Heute ist der 13.05.2026 und wir werfen einen Blick auf die turbulente Lage bei der Horst-Brandstätter-Group, dem Hersteller der beliebten Playmobil-Spielzeuge. Eigentlich dachte man, dass diese Marke ein fester Bestandteil der Kindheit vieler wäre, doch die Realität sieht anders aus. Im Geschäftsjahr 2024/2025 musste das Unternehmen einen Umsatzrückgang auf 409 Millionen Euro verzeichnen, im Vergleich zu 490 Millionen Euro im Vorjahr (2023/24). Das ist ein harter Schlag, wenn man bedenkt, dass der Umsatz 2020/21 noch bei rund 760 Millionen Euro lag – das ist ein Rückgang von fast 50 Prozent. Ganz schön dramatisch!
Besonders erschreckend ist, dass das Unternehmen im vergangenen Geschäftsjahr von einem „Nettoumsatz“ von 449 Millionen Euro sprach, was die Situation nicht wirklich besser macht. In den letzten Jahren wurden umfassende strukturelle Anpassungen und hohe Investitionen vorgenommen, was allerdings zu einem vorübergehend negativen Ergebnis führte. Konkrete Zahlen zu den Verlusten wurden zwar nicht veröffentlicht, doch es ist klar, dass die Lage angespannt ist. Zudem wurden rund 700 Stellen im In- und Ausland abgebaut. Ein harter Schnitt!
Ein Werk schließt, die Zukunft bleibt ungewiss
Ein weiterer bitterer Punkt: Das Werk in Dietenhofen, das letzte Produktionswerk in Deutschland, wird im Juni 2026 geschlossen. Damit endet die Fertigung in Deutschland nach über fünfzig Jahren. Die Folgen sind gravierend – bis zu 350 Arbeitsplätze gehen verloren, während die Produktion in Länder wie Malta und Tschechien verlagert wird. Bahri Kurter, der Vorstand, äußerte, dass die Entwicklungsarbeit der letzten Jahre positive Ergebnisse zeigt und die Markenpräsenz stärkt. Doch die Realität sieht anders aus.

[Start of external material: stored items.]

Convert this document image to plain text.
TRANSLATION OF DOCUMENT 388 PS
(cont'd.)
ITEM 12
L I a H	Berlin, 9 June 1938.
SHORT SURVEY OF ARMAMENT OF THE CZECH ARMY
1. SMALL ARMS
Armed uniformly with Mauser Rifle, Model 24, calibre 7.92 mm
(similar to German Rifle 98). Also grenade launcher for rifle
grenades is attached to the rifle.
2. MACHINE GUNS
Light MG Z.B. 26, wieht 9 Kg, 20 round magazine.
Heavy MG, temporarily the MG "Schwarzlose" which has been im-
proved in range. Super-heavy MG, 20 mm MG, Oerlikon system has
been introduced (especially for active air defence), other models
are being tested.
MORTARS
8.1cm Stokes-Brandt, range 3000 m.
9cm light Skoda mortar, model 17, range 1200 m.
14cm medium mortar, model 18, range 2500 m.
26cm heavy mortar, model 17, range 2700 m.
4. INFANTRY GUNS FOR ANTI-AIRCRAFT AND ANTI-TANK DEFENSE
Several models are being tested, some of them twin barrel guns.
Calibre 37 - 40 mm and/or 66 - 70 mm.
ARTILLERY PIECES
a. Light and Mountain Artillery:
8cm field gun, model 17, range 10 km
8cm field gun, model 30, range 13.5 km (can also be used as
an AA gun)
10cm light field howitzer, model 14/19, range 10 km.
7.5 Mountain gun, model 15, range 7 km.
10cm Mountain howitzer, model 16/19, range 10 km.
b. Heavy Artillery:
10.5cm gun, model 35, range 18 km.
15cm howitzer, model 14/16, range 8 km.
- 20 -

Die Krise hat sich seit Mitte 2025 dramatisch verschärft. Trotz der Tatsache, dass kein Insolvenzantrag gestellt wurde und das Unternehmen nach wie vor zahlungsfähig ist, ist die Lage angespannt. Die Umsatzentwicklung spricht Bände: Im Deutschlandgeschäft 2024/25 wird ein weiterer Rückgang von 8 Prozent auf etwa 104 Millionen Euro prognostiziert. Ein gewaltiger Einschnitt, der nicht ignoriert werden kann. Die Gewerkschaft IGBCE hat bereits die Unternehmensführung kritisiert, was die ohnehin angespannte Situation nicht gerade verbessert.
Ursachen für die Misere
Was ist nur schiefgelaufen? Es gibt viele Gründe für die Misere. Eine schwindende Relevanz bei Kindern, ein Führungschaos nach dem Tod des Gründers im Jahr 2015, fehlende Produktinnovationen und steigende Produktionskosten sind nur einige der Faktoren, die zur aktuellen Krise beigetragen haben. Auch interne Konflikte, wie der Rücktritt des gesamten Betriebsrats im Jahr 2025, haben das Unternehmen weiter destabilisiert.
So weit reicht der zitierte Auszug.